Now, all the things in this parable (or allegory) have meanings that the unbelieving Pharisees don’t understand. Now we come to verse seven where Jesus begins to explain it to them:
Then said Jesus unto them again, Verily, verily, I say unto you, I am the door of the sheep. 8All that ever came before me are thieves and robbers: but the sheep did not hear them.
The first thing Jesus does is show that He is the door of the sheep. The door is the point of passage to and from the green pasture. We’ll talk more about that in a minute, but for now we should focus on the fact that others have already come and tried to convince the sheep to follow but the sheep wouldn’t listen.
Who could those people be? Remember we’ve already said that there are men who want to lead God’s flock, but they have no legitimate right to do so. These Pharisees are included in this group so they are thieves and robbers. But this was a problem for Israel all throughout its history. In Jeremiah 23 we read: Woe be unto the pastors that destroy and scatter the sheep of my pasture! saith the LORD. 2Therefore thus saith the LORD God of Israel against the pastors that feed my people; Ye have scattered my flock, and driven them away, and have not visited them: behold, I will visit upon you the evil of your doings, saith the LORD. 3And I will gather the remnant of my flock out of all countries whither I have driven them, and will bring them again to their folds; and they shall be fruitful and increase. 4And I will set up shepherds over them which shall feed them: and they shall fear no more, nor be dismayed, neither shall they be lacking, saith the LORD. 5Behold, the days come, saith the LORD, that I will raise unto David a righteous Branch, and a King shall reign and prosper, and shall execute judgment and justice in the earth. 6In his days Judah shall be saved, and Israel shall dwell safely: and this is his name whereby he shall be called, THE LORD OUR RIGHTEOUSNESS (Jer. 23:1-6).

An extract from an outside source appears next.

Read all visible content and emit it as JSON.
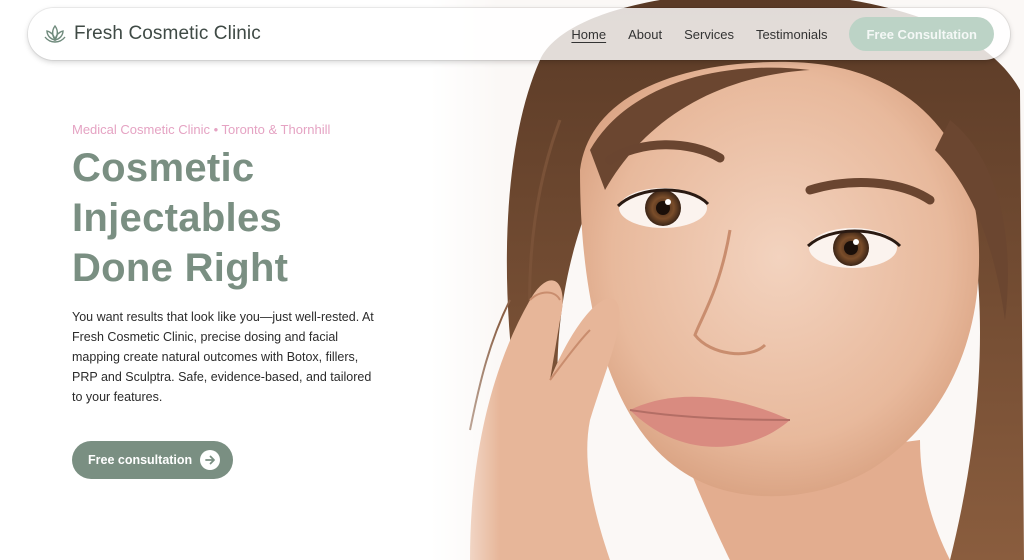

The sheep were scattered because they ran from the strangers, but God would bring them back together. He will set up shepherds over them and provide for them. It’s interesting to note that Jeremiah was written during the time of exile and God’s people were literally scattered. There was a point to this because we can see that God was faithful to return them back to the safety of home. And “behold the days come” when Christ is promised and God’s sheep will dwell safely forever! We are His scattered sheep, and He came to seek and save that which was lost, and He promises that He will lead us to a good place where there will never again be hunger or fear or pain or exile.
He says again,
9I am the door: by me if any man enter in, he shall be saved, and shall go in and out, and find pasture. 10The thief cometh not, but for to steal, and to kill, and to destroy: I am come that they might have life, and that they might have it more abundantly.
The purpose of the door is to give life. The sheep don’t stay in the pen all the time; they go out and find pasture. They eat. But they don’t stay in the field all the time either or they will be eaten; they go back to the safety of the pen. Jesus gives His sheep both food and safety because He is the door leading to both those things.
But the thief only comes to kill, steal, and destroy. He doesn’t care if he scatters the sheep or not because he doesn’t care about them. He will abuse the sheep and use them to make a profit just as the “pastors” in Jeremiah had done. But the good shepherd comes to give them life and lead them back and forth.
Verse ten is abused as a health and wealth verse, but it can’t be separated from the rest of these verses. Notice in 11, 13, and 17 that the good shepherd lays down his life and our Shepherd lays down His for us. His death is our atonement, but what’s more important is that He has power to take it up again. Our “abundant” life is not in this mortal body but in Christ who is our life. As He was raised so will we be! This is far greater than being blessed with the rubbish of this world, and it explains Christian misery despite this verse. Like most of the rest of John, it should be interpreted spiritually and not from an earthly perspective.